Doch darauf ging Winnie gar nicht erst ein.
»Gern, Miss«, flüsterte Karina Eichenberg mit einem dankbaren Lächeln. »Sehr freundlich von Ihnen.«
Winnie nickte und griff nach dem Schraubglas hinter dem Schild LINDENBLÜTEN CREMIG . »Hier, bitte sehr. Guten Appetit.«
Karina Eichenberg griff nach dem Löffel, befüllte eine kleine Porzellanschale und zog mit ihrer Beute von dannen.
»Neu hier?«, fragte Jamila Hartwig, wobei sie Winnie einer ebenso gründlichen wie indiskreten Musterung unterzog.
»Ja.«
»Freiwillig, oder hat Sie das Amt geschickt?«
Können Sie irgendetwas?
»Freiwillig.«
»Und würden Sie uns freundlicherweise auch verraten, wie wir Sie ansprechen dürfen?« Jamila Hartwig bleckte ihre Zähne, die tatsächlich den Anschein machten, als seien sie noch ihre eigenen. »Nehmen Sie’s mir nicht übel, aber ich persönlich finde He-Mi-hiss übertrieben und ehrlich gesagt auch ziemlich despektierlich.«
Ironisch, blitzgescheit, aber tatsächlich auch brandgefährlich, urteilte Winnie im Stillen.

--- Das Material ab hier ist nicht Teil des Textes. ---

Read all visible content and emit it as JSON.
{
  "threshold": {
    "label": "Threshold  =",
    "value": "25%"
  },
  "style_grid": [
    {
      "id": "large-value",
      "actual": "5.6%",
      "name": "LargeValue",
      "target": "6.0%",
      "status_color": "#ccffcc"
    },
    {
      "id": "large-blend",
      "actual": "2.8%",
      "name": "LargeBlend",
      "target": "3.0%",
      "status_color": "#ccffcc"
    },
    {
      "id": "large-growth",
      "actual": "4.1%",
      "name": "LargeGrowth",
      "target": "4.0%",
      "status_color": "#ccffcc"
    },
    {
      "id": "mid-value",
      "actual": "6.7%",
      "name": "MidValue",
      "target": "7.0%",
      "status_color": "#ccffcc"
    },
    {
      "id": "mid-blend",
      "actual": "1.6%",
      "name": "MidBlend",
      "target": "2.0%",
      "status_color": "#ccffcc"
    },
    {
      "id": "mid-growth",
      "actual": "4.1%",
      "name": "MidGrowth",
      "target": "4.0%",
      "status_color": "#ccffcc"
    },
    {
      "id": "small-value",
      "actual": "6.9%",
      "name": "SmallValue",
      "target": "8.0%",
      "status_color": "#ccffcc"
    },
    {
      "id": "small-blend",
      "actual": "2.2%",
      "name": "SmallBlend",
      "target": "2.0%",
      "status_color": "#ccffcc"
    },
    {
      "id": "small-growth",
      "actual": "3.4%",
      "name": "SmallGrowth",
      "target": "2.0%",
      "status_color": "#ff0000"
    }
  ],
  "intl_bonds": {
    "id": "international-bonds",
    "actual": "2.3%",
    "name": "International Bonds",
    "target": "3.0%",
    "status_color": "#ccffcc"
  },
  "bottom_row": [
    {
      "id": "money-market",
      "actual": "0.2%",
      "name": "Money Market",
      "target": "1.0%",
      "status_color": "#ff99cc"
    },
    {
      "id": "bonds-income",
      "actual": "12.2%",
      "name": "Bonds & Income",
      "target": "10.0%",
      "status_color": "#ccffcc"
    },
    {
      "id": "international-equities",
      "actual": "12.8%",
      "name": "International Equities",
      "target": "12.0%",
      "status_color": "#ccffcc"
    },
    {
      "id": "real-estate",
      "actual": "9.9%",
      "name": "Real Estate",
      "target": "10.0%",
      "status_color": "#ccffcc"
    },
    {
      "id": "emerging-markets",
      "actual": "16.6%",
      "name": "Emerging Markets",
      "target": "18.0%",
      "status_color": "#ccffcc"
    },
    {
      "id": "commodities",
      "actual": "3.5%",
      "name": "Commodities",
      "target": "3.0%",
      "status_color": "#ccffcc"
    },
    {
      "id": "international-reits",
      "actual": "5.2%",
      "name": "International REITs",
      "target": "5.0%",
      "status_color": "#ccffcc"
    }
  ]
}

Hüte dich vor dem raffinierten alten Drachen …
»Ich heiße Winifred. Aber ich würde es vorziehen, wenn Sie mich Winnie nennen.«
»Winifred?« Die alte Dame zog ihre ziemlich imposante Nase in zieharmonikaähnliche Falten. »Tja, ich hoffe, Sie nehmen mir auch das nicht krumm, aber ich konnte Wagners Musik noch nie ausstehen.«
»Ich auch nicht«, gab Winnie zu.
»Unser alter Intendant hat uns mal den kompletten
Ring
angetan«, berichtete der Drache mit einem zufriedenen Grinsen. Offenbar hatte sie sich spontan dafür entschieden, Winnie zu mögen. »Gottlob verteilt über vier Spielzeiten. Trotzdem eine Tortur, sage ich Ihnen. Vor allem die Stelle, wo sich Brünnhild und Siegfried gegenseitig die Heils um die Ohren brüllen.«
»Dass sie das nach ’45 nicht gestrichen haben, verstehe ich einfach nicht«, bemerkte eine andere alte Dame, die gerade dabei war, sich an der gefährlichen Aprikosenmarmelade zu bedienen.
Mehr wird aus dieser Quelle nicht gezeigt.